I think an important factor is who your service clients are.
If your service layer is just an architectural boundary between layers in your own project, and the service client is within the same trust realm, then it is ok to relax things, and let unchecked exceptions bubble out to the controller layer, or the service client.
However, for public facing code; service that are consumed by a third party or customer, I think it is cleaner to wrap any unchecked exceptions with a service oriented exception, primarily for security concerns, secondly for loose coupling, and clean abstraction.
A data layer exception should never, directly make it all the way to an end user of a web application. It potentially contains internal information about your schema, your queries, line number information, variable or function names, etc. End user exceptions can be sanitized in a secure setting.
An external service client isn't concerned with your implementation detail, and can't handle unchecked exceptions anyway, as they are bug or environmental issues. In secure applications, database errors are simply not secure enough to propagate, OracleException - ORA-01234 - ...
which might be the 3rd table that was inserted. The client should be allowed to deal with any checked/expected exceptions that it can handle, and treat everything else as a potential bug report.

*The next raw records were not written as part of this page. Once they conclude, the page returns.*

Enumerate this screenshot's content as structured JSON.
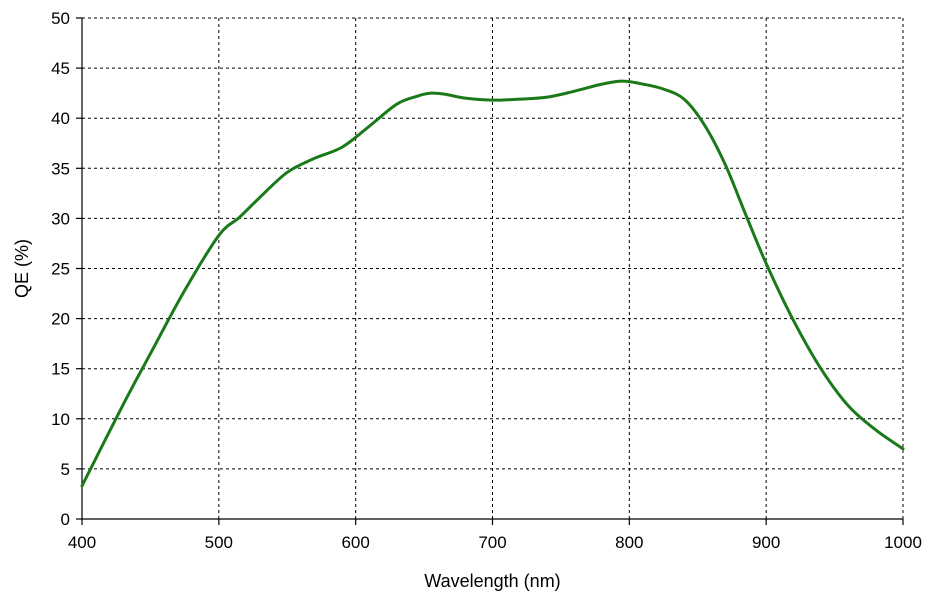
{
  "chart_data": {
    "type": "line",
    "title": "",
    "xlabel": "Wavelength (nm)",
    "ylabel": "QE (%)",
    "xlim": [
      400,
      1000
    ],
    "ylim": [
      0,
      50
    ],
    "x_ticks": [
      "400",
      "500",
      "600",
      "700",
      "800",
      "900",
      "1000"
    ],
    "y_ticks": [
      "0",
      "5",
      "10",
      "15",
      "20",
      "25",
      "30",
      "35",
      "40",
      "45",
      "50"
    ],
    "grid": true,
    "legend": "none",
    "series": [
      {
        "color": "#1a7a1a",
        "x": [
          400,
          430,
          450,
          475,
          500,
          515,
          530,
          550,
          570,
          590,
          610,
          630,
          645,
          655,
          665,
          680,
          700,
          720,
          740,
          760,
          780,
          795,
          810,
          825,
          840,
          855,
          870,
          885,
          900,
          920,
          940,
          960,
          980,
          1000
        ],
        "y": [
          3.3,
          11.4,
          16.5,
          22.8,
          28.3,
          30.1,
          32.1,
          34.6,
          36.0,
          37.1,
          39.2,
          41.4,
          42.2,
          42.5,
          42.4,
          42.0,
          41.8,
          41.9,
          42.1,
          42.7,
          43.4,
          43.7,
          43.4,
          42.9,
          41.9,
          39.3,
          35.4,
          30.4,
          25.5,
          19.8,
          15.0,
          11.3,
          8.9,
          7.0
        ]
      }
    ]
  }
}
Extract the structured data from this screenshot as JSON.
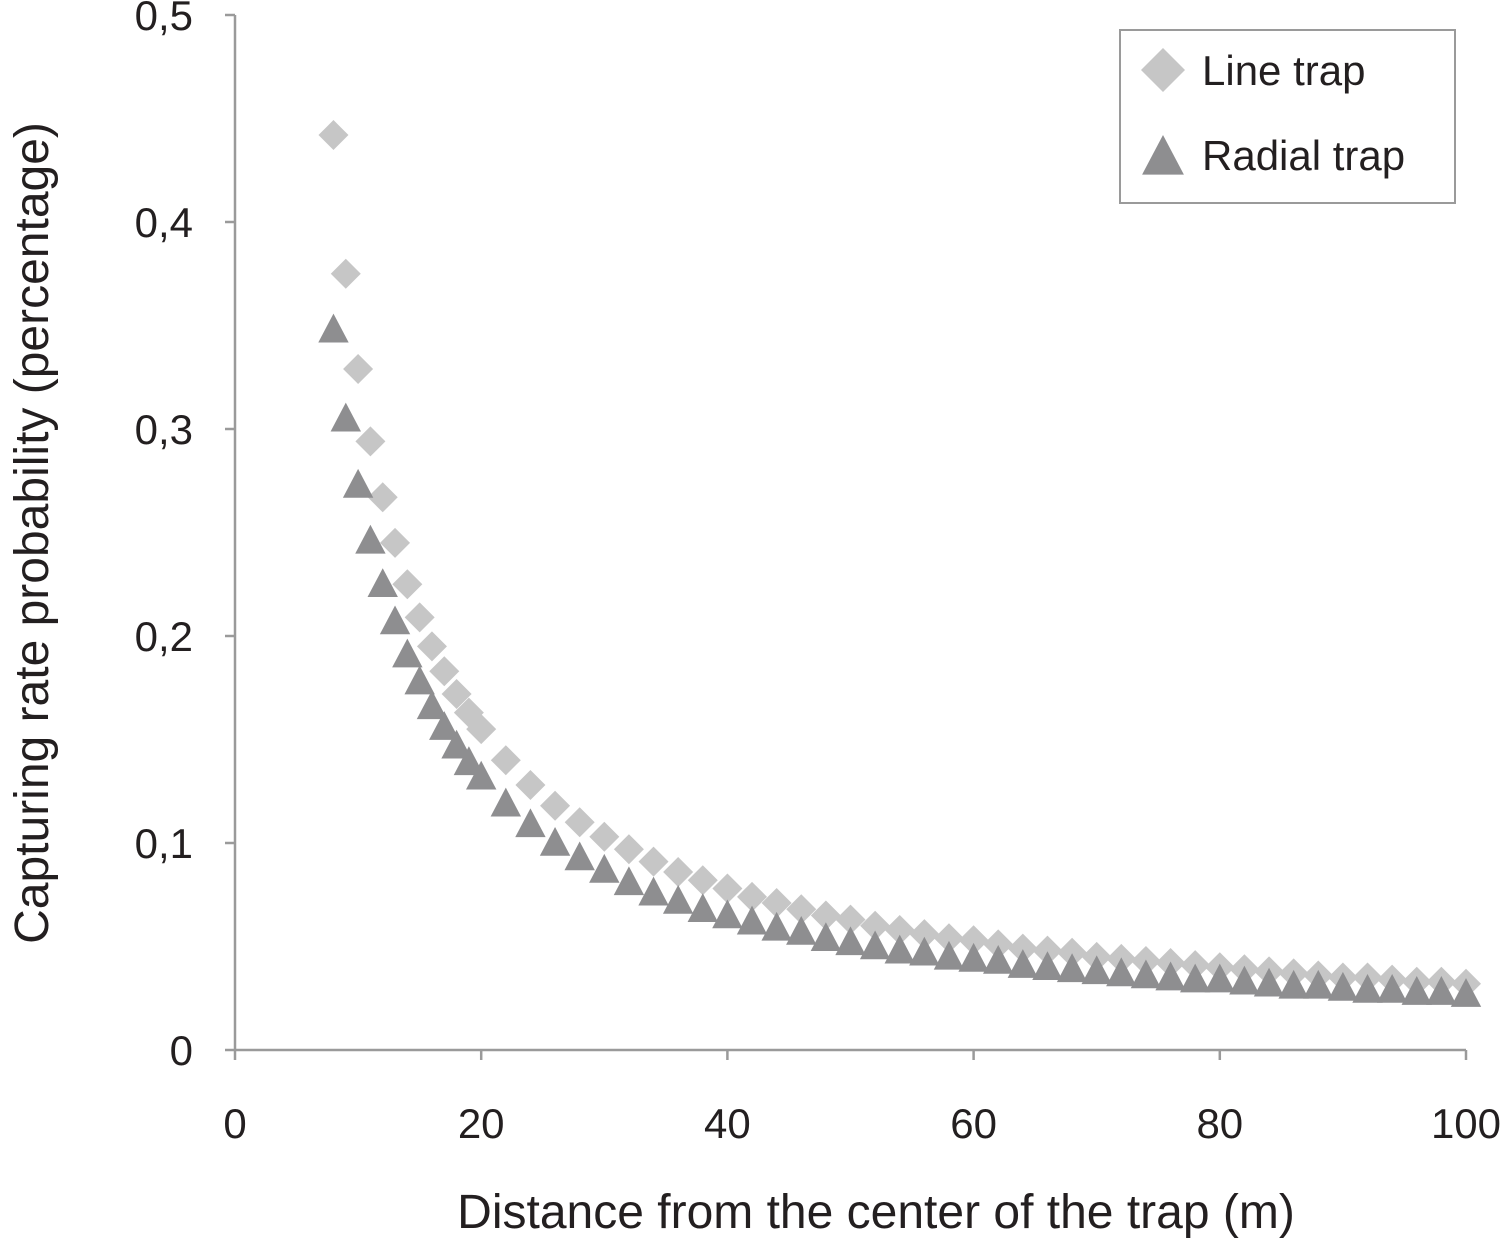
{
  "chart_data": {
    "type": "scatter",
    "title": "",
    "xlabel": "Distance from the center of the trap (m)",
    "ylabel": "Capturing rate probability (percentage)",
    "xlim": [
      0,
      100
    ],
    "ylim": [
      0,
      0.5
    ],
    "x_ticks": [
      "0",
      "20",
      "40",
      "60",
      "80",
      "100"
    ],
    "y_ticks": [
      "0",
      "0,1",
      "0,2",
      "0,3",
      "0,4",
      "0,5"
    ],
    "grid": false,
    "legend_position": "top-right",
    "series": [
      {
        "name": "Line trap",
        "marker": "diamond",
        "color": "#c6c6c6",
        "x": [
          8,
          9,
          10,
          11,
          12,
          13,
          14,
          15,
          16,
          17,
          18,
          19,
          20,
          22,
          24,
          26,
          28,
          30,
          32,
          34,
          36,
          38,
          40,
          42,
          44,
          46,
          48,
          50,
          52,
          54,
          56,
          58,
          60,
          62,
          64,
          66,
          68,
          70,
          72,
          74,
          76,
          78,
          80,
          82,
          84,
          86,
          88,
          90,
          92,
          94,
          96,
          98,
          100
        ],
        "y": [
          0.442,
          0.375,
          0.329,
          0.294,
          0.267,
          0.245,
          0.225,
          0.209,
          0.195,
          0.183,
          0.172,
          0.163,
          0.155,
          0.14,
          0.128,
          0.118,
          0.11,
          0.103,
          0.097,
          0.091,
          0.086,
          0.082,
          0.078,
          0.074,
          0.071,
          0.068,
          0.065,
          0.063,
          0.06,
          0.058,
          0.056,
          0.054,
          0.053,
          0.051,
          0.049,
          0.048,
          0.047,
          0.045,
          0.044,
          0.043,
          0.042,
          0.041,
          0.04,
          0.039,
          0.038,
          0.037,
          0.036,
          0.035,
          0.035,
          0.034,
          0.033,
          0.033,
          0.032
        ]
      },
      {
        "name": "Radial trap",
        "marker": "triangle",
        "color": "#8e8e90",
        "x": [
          8,
          9,
          10,
          11,
          12,
          13,
          14,
          15,
          16,
          17,
          18,
          19,
          20,
          22,
          24,
          26,
          28,
          30,
          32,
          34,
          36,
          38,
          40,
          42,
          44,
          46,
          48,
          50,
          52,
          54,
          56,
          58,
          60,
          62,
          64,
          66,
          68,
          70,
          72,
          74,
          76,
          78,
          80,
          82,
          84,
          86,
          88,
          90,
          92,
          94,
          96,
          98,
          100
        ],
        "y": [
          0.348,
          0.305,
          0.273,
          0.246,
          0.225,
          0.207,
          0.191,
          0.178,
          0.166,
          0.156,
          0.147,
          0.139,
          0.132,
          0.119,
          0.109,
          0.1,
          0.093,
          0.087,
          0.081,
          0.076,
          0.072,
          0.068,
          0.065,
          0.062,
          0.059,
          0.057,
          0.054,
          0.052,
          0.05,
          0.048,
          0.047,
          0.045,
          0.044,
          0.043,
          0.041,
          0.04,
          0.039,
          0.038,
          0.037,
          0.036,
          0.035,
          0.034,
          0.034,
          0.033,
          0.032,
          0.031,
          0.031,
          0.03,
          0.029,
          0.029,
          0.028,
          0.028,
          0.027
        ]
      }
    ]
  }
}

Your service contract should be an atomic, consistent, transactional abstraction. If it can't do anything about the exception, then the only useful thing left is to give you a bug report. You already have the ability to log the exception, so why burden your end user with the details? Your app can be monitored, so you already know about the unchecked exceptions before the users report them.
It is never ok to eat exceptions, nor am I a fan of checked exceptions, but I prefer to have a plan that is appropriate for the nature of the overall product.